The area became a wealthy suburb called Pleasant Hill, but later adopted the name College Hill because of several schools that were established there in the nineteenth century: Cary's Academy for Boys was established in 1832 and soon became Farmers College. It was later named Belmont College and still later taken over by the Ohio Military Institute. Also, the Ohio Female College operated in the area from 1849 to 1873.
Soon after, William Cary purchased an additional 75 acres north of North Bend Road adjacent to his original tract, and sold part of it to his nephew Robert Cary. Robert initially erected a small frame house for his family, then in 1832, built the white, brick house now known as Cary Cottage.
Robert Cary and his wife Elizabeth raised 9 children, 2 of whom, Alice and Phoebe, became well-known poetesses and writers. Both girls began having their poems published as teenagers, and they eventually counted among their admirers Massachusetts poet and abolitionist John Greenleaf Whittier, New York Tribune newspaper editor Horace Greeley, and author Edgar Allan Poe, who pronounced Alice Cary's Pictures of Memory, "one of the most musically perfect lyrics in the English language."

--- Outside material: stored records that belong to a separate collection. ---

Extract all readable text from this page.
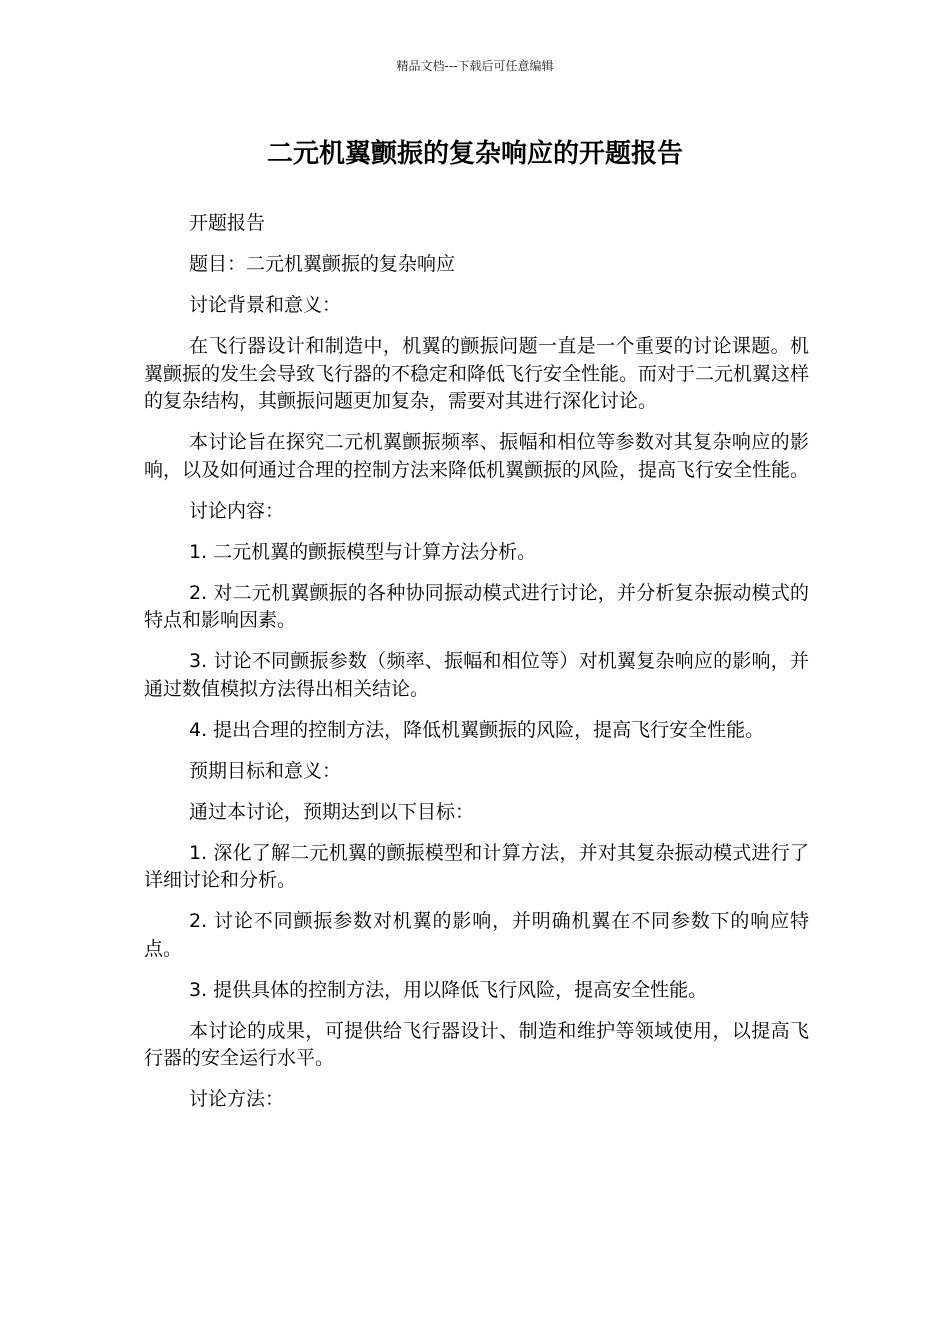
精品文档---下载后可任意编辑
二元机翼颤振的复杂响应的开题报告

开题报告

题目：二元机翼颤振的复杂响应

讨论背景和意义：

在飞行器设计和制造中，机翼的颤振问题一直是一个重要的讨论课题。机翼颤振的发生会导致飞行器的不稳定和降低飞行安全性能。而对于二元机翼这样的复杂结构，其颤振问题更加复杂，需要对其进行深化讨论。

本讨论旨在探究二元机翼颤振频率、振幅和相位等参数对其复杂响应的影响，以及如何通过合理的控制方法来降低机翼颤振的风险，提高飞行安全性能。

讨论内容：

1. 二元机翼的颤振模型与计算方法分析。

2. 对二元机翼颤振的各种协同振动模式进行讨论，并分析复杂振动模式的特点和影响因素。

3. 讨论不同颤振参数（频率、振幅和相位等）对机翼复杂响应的影响，并通过数值模拟方法得出相关结论。

4. 提出合理的控制方法，降低机翼颤振的风险，提高飞行安全性能。

预期目标和意义：

通过本讨论，预期达到以下目标：

1. 深化了解二元机翼的颤振模型和计算方法，并对其复杂振动模式进行了详细讨论和分析。

2. 讨论不同颤振参数对机翼的影响，并明确机翼在不同参数下的响应特点。

3. 提供具体的控制方法，用以降低飞行风险，提高安全性能。

本讨论的成果，可提供给飞行器设计、制造和维护等领域使用，以提高飞行器的安全运行水平。

讨论方法：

Cary Cottage became the first home for blind women in Ohio through the work of the Trader sisters, Florence and Georgia, who was blind. In 1903 the Cary house and the land surrounding it were purchased by William Procter, grandson of the Procter and Gamble cofounder, in order to give them in trust to the Traders. The sisters used the land to establish Clovernook and provide employment to visually impaired women as a source of dignity and direction.
Today, the Clovernook Center for the Blind and Visually Impaired offers instruction, employment, community living and low vision services for men and women, and runs 3 manufacturing departments, including one of the world's largest volume producers of Braille publications.